Department for Transport data shows healthy growth in EV chargers but there is still a lot more to do

There has been significant growth in the UK’s public EV chargers in the first quarter of 2022, with 30,290 chargers now available, according to the Department for Transport’s latest figures.

This is an increase of 1,915 devices, up 7% between January and March 2022.

The number of rapid public chargers has also increased by 338 to 5,494 devices (7%).

The DfT points out that since 1 April 2021, the number of public chargers has risen by 33%, corresponding to 7,500 devices, while rapid devices have increased by 29% with an additional 1,235 chargers.

Joel Teague, chief executive of home EV charger sharing app Co Charger has praised the growth in numbers, but then said “the bad news is that the gap between chargers and EV ownership has grown even wider”.

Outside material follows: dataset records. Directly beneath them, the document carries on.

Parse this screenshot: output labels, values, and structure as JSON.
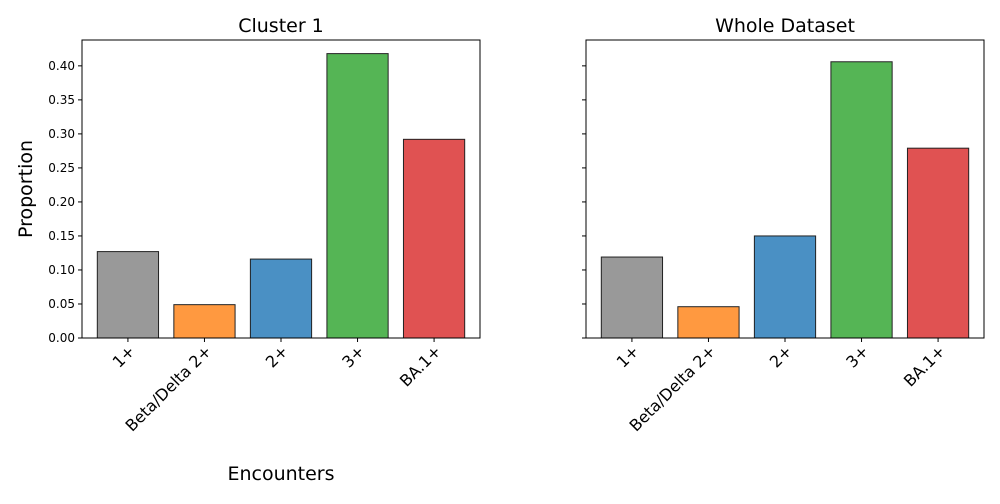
{
  "chart_data": [
    {
      "type": "bar",
      "title": "Cluster 1",
      "xlabel": "Encounters",
      "ylabel": "Proportion",
      "categories": [
        "1+",
        "Beta/Delta 2+",
        "2+",
        "3+",
        "BA.1+"
      ],
      "values": [
        0.127,
        0.049,
        0.116,
        0.418,
        0.292
      ],
      "colors": [
        "#999999",
        "#ff9940",
        "#4a90c4",
        "#55b555",
        "#e05252"
      ],
      "ylim": [
        0,
        0.438
      ],
      "yticks": [
        "0.00",
        "0.05",
        "0.10",
        "0.15",
        "0.20",
        "0.25",
        "0.30",
        "0.35",
        "0.40"
      ],
      "grid": false
    },
    {
      "type": "bar",
      "title": "Whole Dataset",
      "xlabel": "",
      "ylabel": "",
      "categories": [
        "1+",
        "Beta/Delta 2+",
        "2+",
        "3+",
        "BA.1+"
      ],
      "values": [
        0.119,
        0.046,
        0.15,
        0.406,
        0.279
      ],
      "colors": [
        "#999999",
        "#ff9940",
        "#4a90c4",
        "#55b555",
        "#e05252"
      ],
      "ylim": [
        0,
        0.438
      ],
      "yticks": [
        "0.00",
        "0.05",
        "0.10",
        "0.15",
        "0.20",
        "0.25",
        "0.30",
        "0.35",
        "0.40"
      ],
      "show_ytick_labels": false,
      "grid": false
    }
  ]
}
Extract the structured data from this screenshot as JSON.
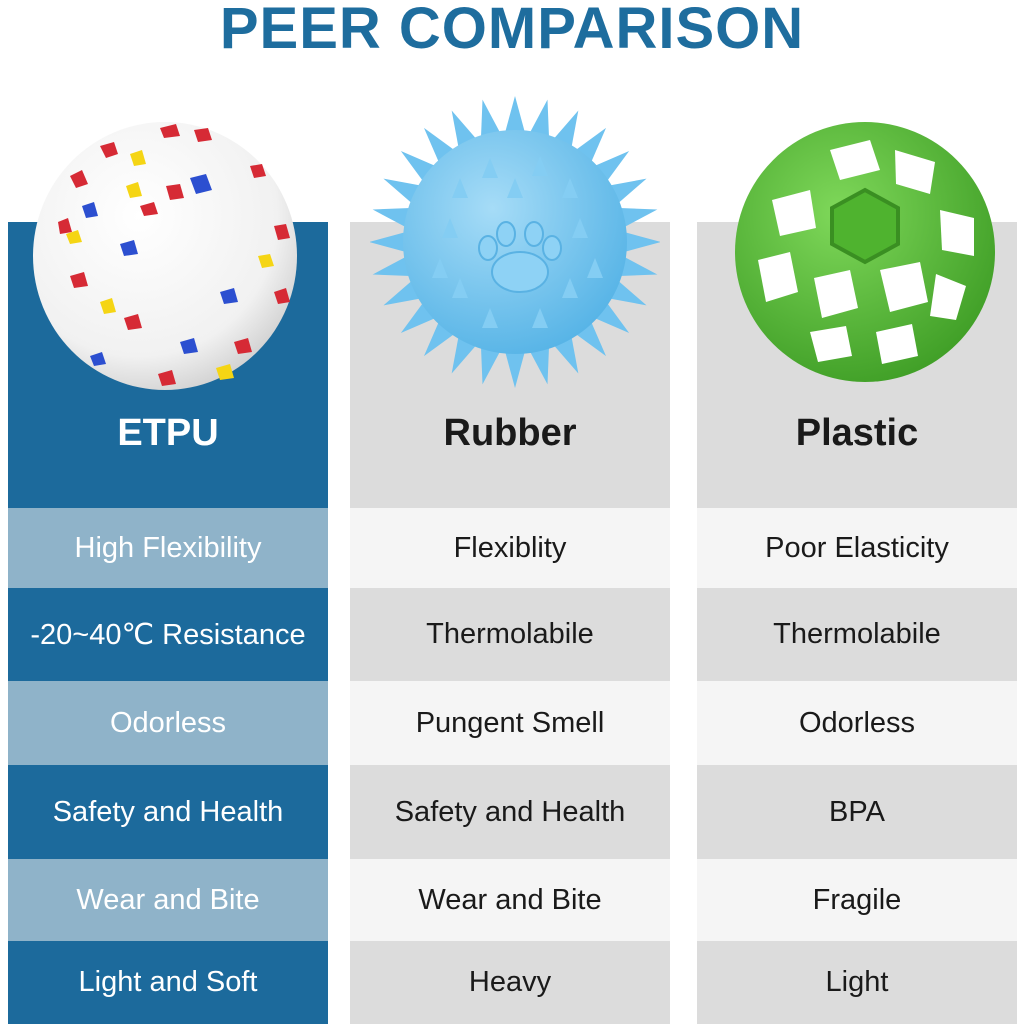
{
  "title": "PEER COMPARISON",
  "columns": [
    {
      "name": "ETPU",
      "ball": "white-etpu-ball",
      "rows": [
        "High Flexibility",
        "-20~40℃ Resistance",
        "Odorless",
        "Safety and Health",
        "Wear and Bite",
        "Light and Soft"
      ]
    },
    {
      "name": "Rubber",
      "ball": "blue-spiky-rubber-ball",
      "rows": [
        "Flexiblity",
        "Thermolabile",
        "Pungent Smell",
        "Safety and Health",
        "Wear and Bite",
        "Heavy"
      ]
    },
    {
      "name": "Plastic",
      "ball": "green-hexagon-plastic-ball",
      "rows": [
        "Poor Elasticity",
        "Thermolabile",
        "Odorless",
        "BPA",
        "Fragile",
        "Light"
      ]
    }
  ],
  "colors": {
    "title": "#1e6d9e",
    "etpu_dark": "#1c6a9c",
    "etpu_light": "#8fb3c9",
    "gray_dark": "#dcdcdc",
    "gray_light": "#f5f5f5",
    "rubber_ball": "#7cc8ee",
    "plastic_ball": "#5ec43a"
  }
}
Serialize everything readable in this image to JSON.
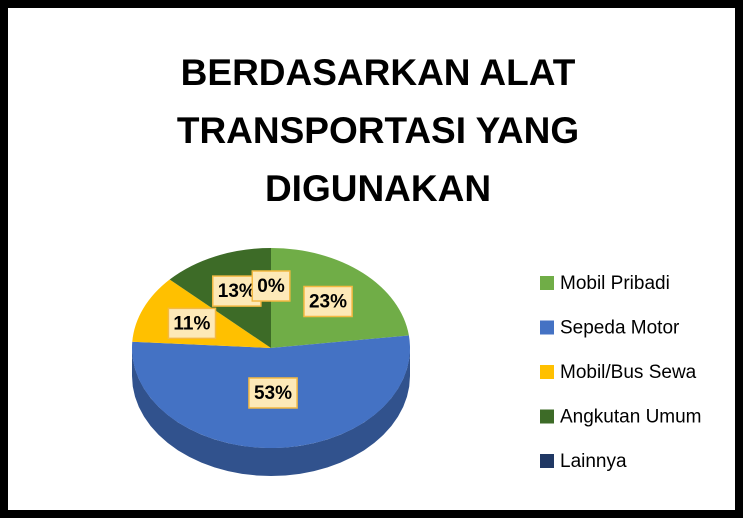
{
  "chart_data": {
    "type": "pie",
    "title": [
      "BERDASARKAN ALAT",
      "TRANSPORTASI YANG",
      "DIGUNAKAN"
    ],
    "categories": [
      "Mobil Pribadi",
      "Sepeda Motor",
      "Mobil/Bus Sewa",
      "Angkutan Umum",
      "Lainnya"
    ],
    "values": [
      23,
      53,
      11,
      13,
      0
    ],
    "value_labels": [
      "23%",
      "53%",
      "11%",
      "13%",
      "0%"
    ],
    "colors": [
      "#70ad47",
      "#4472c4",
      "#ffc000",
      "#3d6b27",
      "#203864"
    ],
    "legend": "right"
  }
}
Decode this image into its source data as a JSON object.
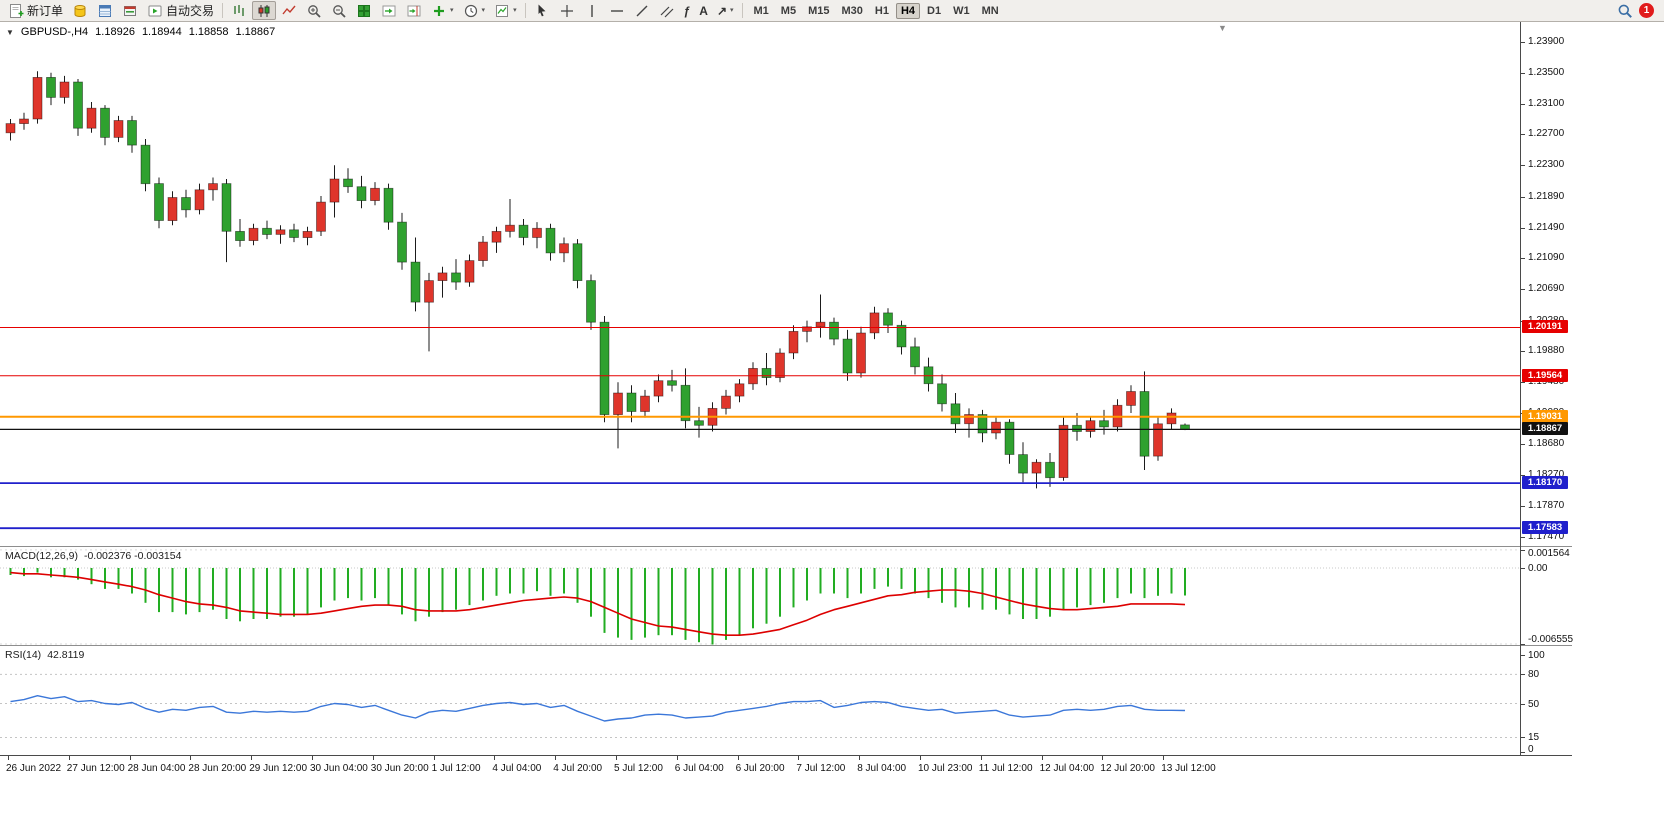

“In March, 39,315 new battery electric vehicles were sold – that's equivalent to 29% more EVs sold in one month than there are chargers across the whole of the UK. As the Society of Motor Manufacturers and Traders (SMMT) pointed out last month, there was one electric vehicle charger for every 16 plug-in vehicles in 2021. Now it's half that level. On average just one charger for every 32 vehicles and in some areas of the UK, way less than that.”

The DfT does allude to this by pointing to the uneven regional distribution of charging devices in the UK.

In Northern Ireland for instance, just 18 chargers are available for every 100,000 people, whereas in London this figure rises to 111 chargers per 100,000. The average provision in the UK was 45 devices per 100,000.

In terms of rapid charger provision split by region, Scotland came out on top with 13.6 devices per 100,000, while Northern Ireland again had the lowest at 1.3 devices.

Mr. Teague continued: “It's clear that public infrastructure alone cannot meet the whole need for the 14 million households living in flats, terraces and other accommodation who cannot have a home charge point. The only approach that works is to start by sharing some of the hundreds of thousands of home charge points we already have, then plug the gaps with public infrastructure.”

“There are 400,000 home chargers across the UK – if just 10% of them were rented out to neighbours in flats and terraces helping them to transition to electric without being reliant on public chargers, there would be an extra charger for every one of those new EVs sold last month.”

Despite the clear gap between cars and chargers, DfT said all regions across the UK did see an increase in total charging devices between January and March 2022.

The data was gathered from vehicle mapping service Zap-Map.